We will use risk-adjusted propensity-score matched concurrent control cases to compare the effectiveness of each new medication to its established counterpart.  The methods used for data cleaning, imputation and transformation, the risk-adjustment models, the methods used for their evaluation, and the results of the comparison will be posted to the network to allow validation in other sites and extensions for use in other studies.



Clopidogrel and prasugrel, (approved for marketing in the US in 2009), will be evaluated in the population of patients who present with acute coronary syndrome and undergo percutaneous coronary interventional (PCI) procedures with insertion of drug-eluting stents.  Separately, warfarin and dabigatran will be studied in patients diagnosed for either new onset atrial fibrillation (AF) or venous thromboembolic conditions.  The medications are selected based on the high prevalence of the underlying conditions for which they are prescribed, as well as for the lack of existing clinical evidence of the “real world” safety of the newer agents in each class (prasugrel and dabigatran).

Clopidogrel vs. Prasugrel
Clopidogrel is indicated for treatment and management of acute coronary syndrome (ACS), recent myocardial infarction, recent stroke, and established peripheral arterial disease.  It is a prodrug that irreversibly inhibits platelet activation and aggregation through binding of its active metabolite to platelet P2Y12 receptor (Wiviott SD et al. 2005).  Prasugrel, a unique thienopyridine platelet inhibitor was approved for use in the US in October 2009.  The agent has been studied extensively and has been shown to significantly reduce the risk of ischemic complications for patients presenting with acute coronary syndromes who undergo PCI.  However, this benefit is associated with an increased risk of both major and minor bleeding as compared with clopidogrel, the standard thienopyridine used in the US following PCI (Wiviott SD et al. 2005; 2008).


Warfarin vs.
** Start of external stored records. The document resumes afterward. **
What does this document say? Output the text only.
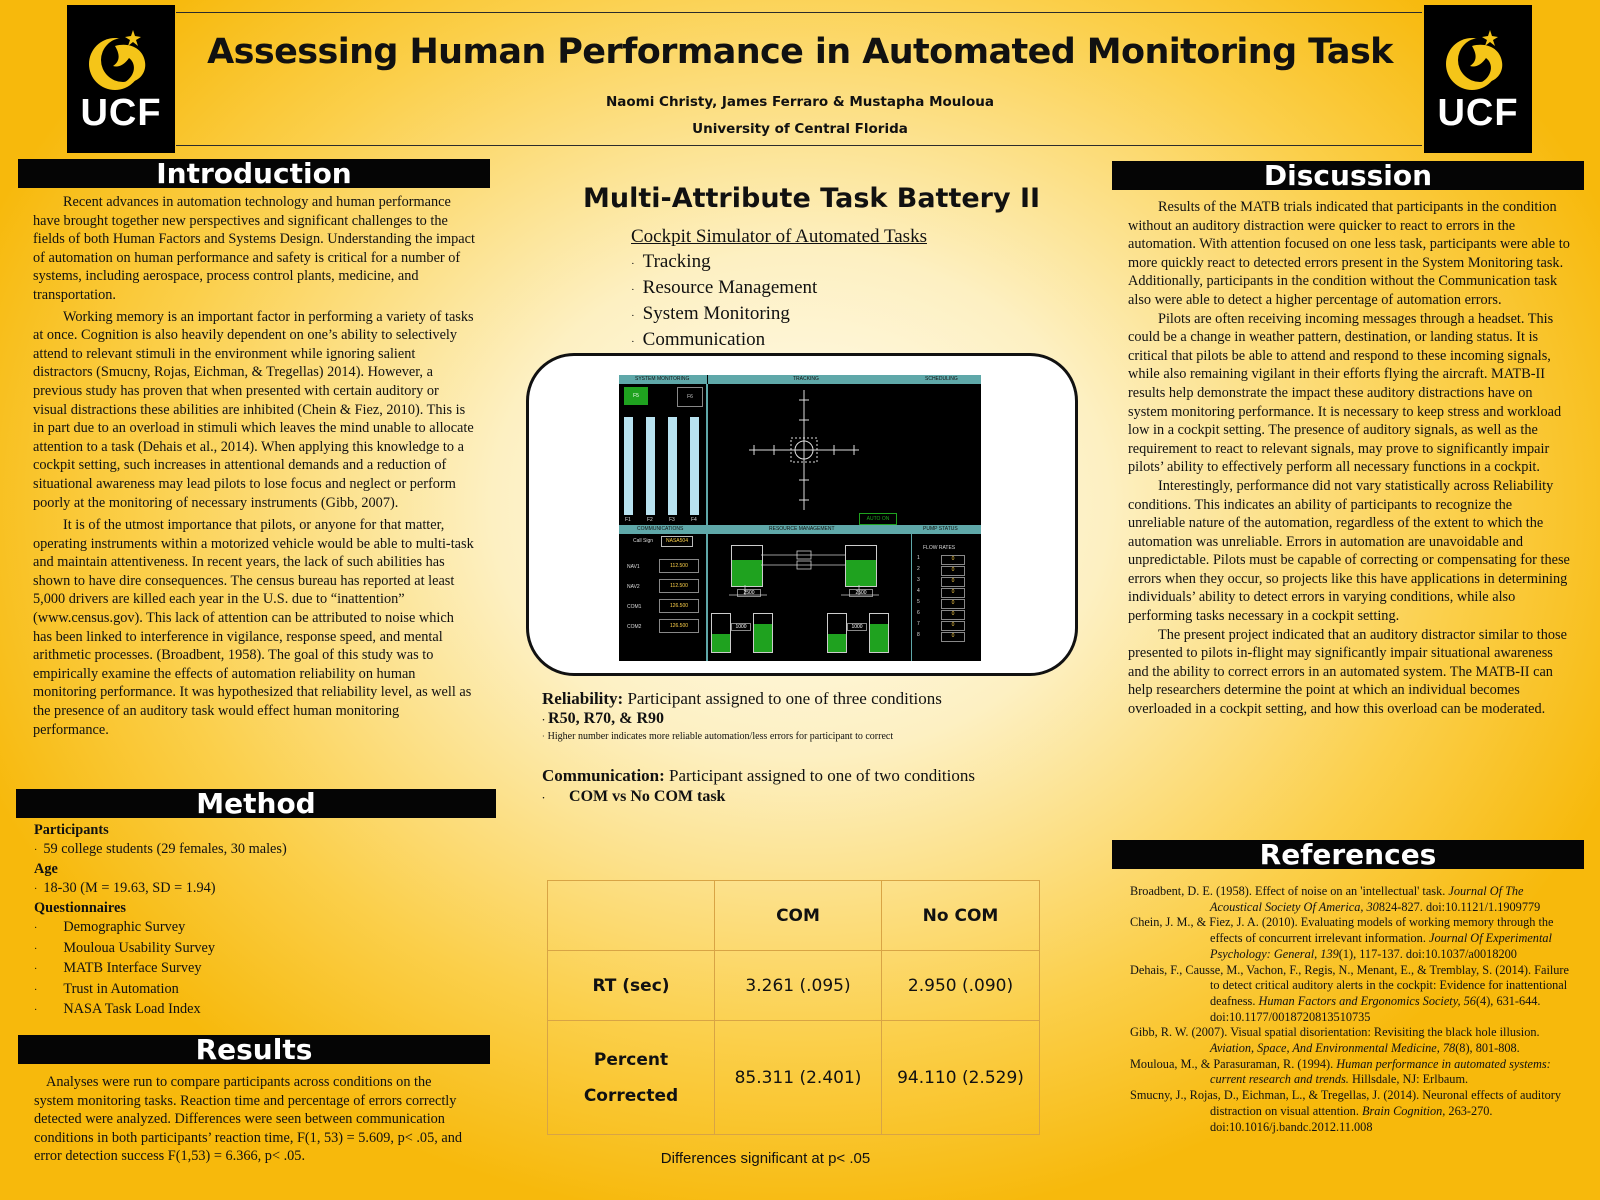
UCF	UCF
Assessing Human Performance in Automated Monitoring Task
Naomi Christy, James Ferraro & Mustapha Mouloua
University of Central Florida
Introduction

Recent advances in automation technology and human performance have brought together new perspectives and significant challenges to the fields of both Human Factors and Systems Design. Understanding the impact of automation on human performance and safety is critical for a number of systems, including aerospace, process control plants, medicine, and transportation.

Working memory is an important factor in performing a variety of tasks at once. Cognition is also heavily dependent on one’s ability to selectively attend to relevant stimuli in the environment while ignoring salient distractors (Smucny, Rojas, Eichman, & Tregellas) 2014). However, a previous study has proven that when presented with certain auditory or visual distractions these abilities are inhibited (Chein & Fiez, 2010). This is in part due to an overload in stimuli which leaves the mind unable to allocate attention to a task (Dehais et al., 2014). When applying this knowledge to a cockpit setting, such increases in attentional demands and a reduction of situational awareness may lead pilots to lose focus and neglect or perform poorly at the monitoring of necessary instruments (Gibb, 2007).

It is of the utmost importance that pilots, or anyone for that matter, operating instruments within a motorized vehicle would be able to multi-task and maintain attentiveness. In recent years, the lack of such abilities has shown to have dire consequences. The census bureau has reported at least 5,000 drivers are killed each year in the U.S. due to “inattention” (www.census.gov). This lack of attention can be attributed to noise which has been linked to interference in vigilance, response speed, and mental arithmetic processes. (Broadbent, 1958). The goal of this study was to empirically examine the effects of automation reliability on human monitoring performance. It was hypothesized that reliability level, as well as the presence of an auditory task would effect human monitoring performance.

Method
Participants
· 59 college students (29 females, 30 males)
Age
· 18-30 (M = 19.63, SD = 1.94)
Questionnaires
· Demographic Survey
· Mouloua Usability Survey
· MATB Interface Survey
· Trust in Automation
· NASA Task Load Index
Results

Analyses were run to compare participants across conditions on the system monitoring tasks. Reaction time and percentage of errors correctly detected were analyzed. Differences were seen between communication conditions in both participants’ reaction time, F(1, 53) = 5.609, p< .05, and error detection success F(1,53) = 6.366, p< .05.

Multi-Attribute Task Battery II
Cockpit Simulator of Automated Tasks
· Tracking
· Resource Management
· System Monitoring
· Communication
SYSTEM MONITORING	TRACKING	SCHEDULING
F5	F6
F1	F2	F3	F4	AUTO ON
COMMUNICATIONS	RESOURCE MANAGEMENT	PUMP STATUS
Call Sign	NASA504
NAV1
NAV2
COM1
COM2
112.500
112.500
126.500
126.500
2500	2500
1000	1000
FLOW RATES
1	0
2	0
3	0
4	0
5	0
6	0
7	0
8	0
Reliability: Participant assigned to one of three conditions
· R50, R70, & R90
· Higher number indicates more reliable automation/less errors for participant to correct
Communication: Participant assigned to one of two conditions
· COM vs No COM task
	COM	No COM
RT (sec)	3.261 (.095)	2.950 (.090)
Percent Corrected	85.311 (2.401)	94.110 (2.529)
Differences significant at p< .05
Discussion

Results of the MATB trials indicated that participants in the condition without an auditory distraction were quicker to react to errors in the automation. With attention focused on one less task, participants were able to more quickly react to detected errors present in the System Monitoring task. Additionally, participants in the condition without the Communication task also were able to detect a higher percentage of automation errors.

Pilots are often receiving incoming messages through a headset. This could be a change in weather pattern, destination, or landing status. It is critical that pilots be able to attend and respond to these incoming signals, while also remaining vigilant in their efforts flying the aircraft. MATB-II results help demonstrate the impact these auditory distractions have on system monitoring performance. It is necessary to keep stress and workload low in a cockpit setting. The presence of auditory signals, as well as the requirement to react to relevant signals, may prove to significantly impair pilots’ ability to effectively perform all necessary functions in a cockpit.

Interestingly, performance did not vary statistically across Reliability conditions. This indicates an ability of participants to recognize the unreliable nature of the automation, regardless of the extent to which the automation was unreliable. Errors in automation are unavoidable and unpredictable. Pilots must be capable of correcting or compensating for these errors when they occur, so projects like this have applications in determining individuals’ ability to detect errors in varying conditions, while also performing tasks necessary in a cockpit setting.

The present project indicated that an auditory distractor similar to those presented to pilots in-flight may significantly impair situational awareness and the ability to correct errors in an automated system. The MATB-II can help researchers determine the point at which an individual becomes overloaded in a cockpit setting, and how this overload can be moderated.

References

Broadbent, D. E. (1958). Effect of noise on an 'intellectual' task. Journal Of The Acoustical Society Of America, 30824-827. doi:10.1121/1.1909779

Chein, J. M., & Fiez, J. A. (2010). Evaluating models of working memory through the effects of concurrent irrelevant information. Journal Of Experimental Psychology: General, 139(1), 117-137. doi:10.1037/a0018200

Dehais, F., Causse, M., Vachon, F., Regis, N., Menant, E., & Tremblay, S. (2014). Failure to detect critical auditory alerts in the cockpit: Evidence for inattentional deafness. Human Factors and Ergonomics Society, 56(4), 631-644. doi:10.1177/0018720813510735

Gibb, R. W. (2007). Visual spatial disorientation: Revisiting the black hole illusion. Aviation, Space, And Environmental Medicine, 78(8), 801-808.

Mouloua, M., & Parasuraman, R. (1994). Human performance in automated systems: current research and trends. Hillsdale, NJ: Erlbaum.

Smucny, J., Rojas, D., Eichman, L., & Tregellas, J. (2014). Neuronal effects of auditory distraction on visual attention. Brain Cognition, 263-270. doi:10.1016/j.bandc.2012.11.008
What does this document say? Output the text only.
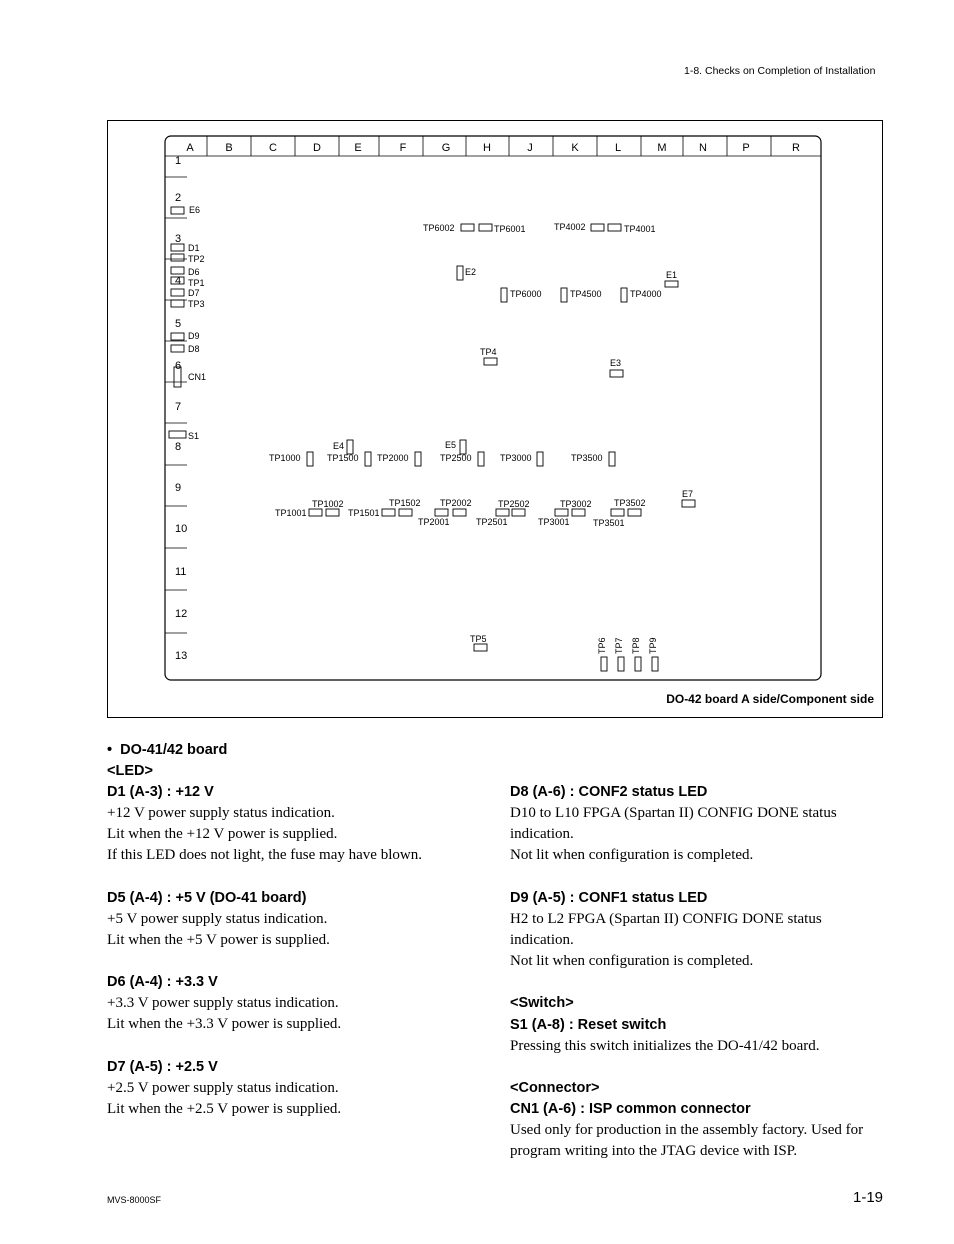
1-8. Checks on Completion of Installation
A	B	C	D	E	F	G	H	J	K	L	M	N	P	R
1
2
3
4
5
6
7
8
9
10
11
12
13
E6
D1
TP2
D6
TP1
D7
TP3
D9
D8
CN1
S1
TP6002	TP6001	TP4002	TP4001
E2	E1
TP6000	TP4500	TP4000
TP4
E3
E4	E5
TP1000	TP1500 TP2000	TP2500	TP3000	TP3500
E7
TP1002
TP1001	TP1501
TP1502 TP2002
TP2001
TP2502
TP2501
TP3002
TP3001
TP3502
TP3501
TP5	TP6 TP7 TP8 TP9
DO-42 board A side/Component side
•  DO-41/42 board
<LED>
D1 (A-3) : +12 V
+12 V power supply status indication.
Lit when the +12 V power is supplied.
If this LED does not light, the fuse may have blown.
D5 (A-4) : +5 V (DO-41 board)
+5 V power supply status indication.
Lit when the +5 V power is supplied.
D6 (A-4) : +3.3 V
+3.3 V power supply status indication.
Lit when the +3.3 V power is supplied.
D7 (A-5) : +2.5 V
+2.5 V power supply status indication.
Lit when the +2.5 V power is supplied.
D8 (A-6) : CONF2 status LED
D10 to L10 FPGA (Spartan II) CONFIG DONE status
indication.
Not lit when configuration is completed.
D9 (A-5) : CONF1 status LED
H2 to L2 FPGA (Spartan II) CONFIG DONE status
indication.
Not lit when configuration is completed.
<Switch>
S1 (A-8) : Reset switch
Pressing this switch initializes the DO-41/42 board.
<Connector>
CN1 (A-6) : ISP common connector
Used only for production in the assembly factory. Used for
program writing into the JTAG device with ISP.
MVS-8000SF	1-19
Dabigatran
Warfarin has been shown to substantially reduce the risk of embolic stroke in patients with AF.  Similarly, chronic anticoagulation with warfarin reduces the risk of recurrent venous thromboembolism such as deep vein thrombosis or pulmonary embolism.  However, warfarin has a narrow therapeutic window, with dosing tailored for each patient.  It also requires frequent (typically weekly to monthly) blood tests to assure that the patient is effectively anticoagulated without being at substantially increased risk for bleeding (Schulman S et al. 2009).  Due to the complexity of maintaining a safe and effective dosing regimen for warfarin, numerous alternative anticoagulant medications have been the subject of intensive clinical investigation in recent years (Samama MM et al. 2009).  One such new agent, dabigatran, an oral direct thrombin inhibitor, is extremely promising in its potential as a replacement for warfarin.  Dabigatran is administered at a fixed dose, without a need for adjustment for age or renal function, and importantly, without the need for blood test monitoring for dose adjustment.  In recent clinical trials for patients with AF and venous thromboembolism, dabigatran has been shown to have similar efficacy in the prevention of thrombosis and embolization with equivalent risks of major bleeding, but with lower rates of non-severe bleeding as compared to warfarin (Schulman S et al. 2009).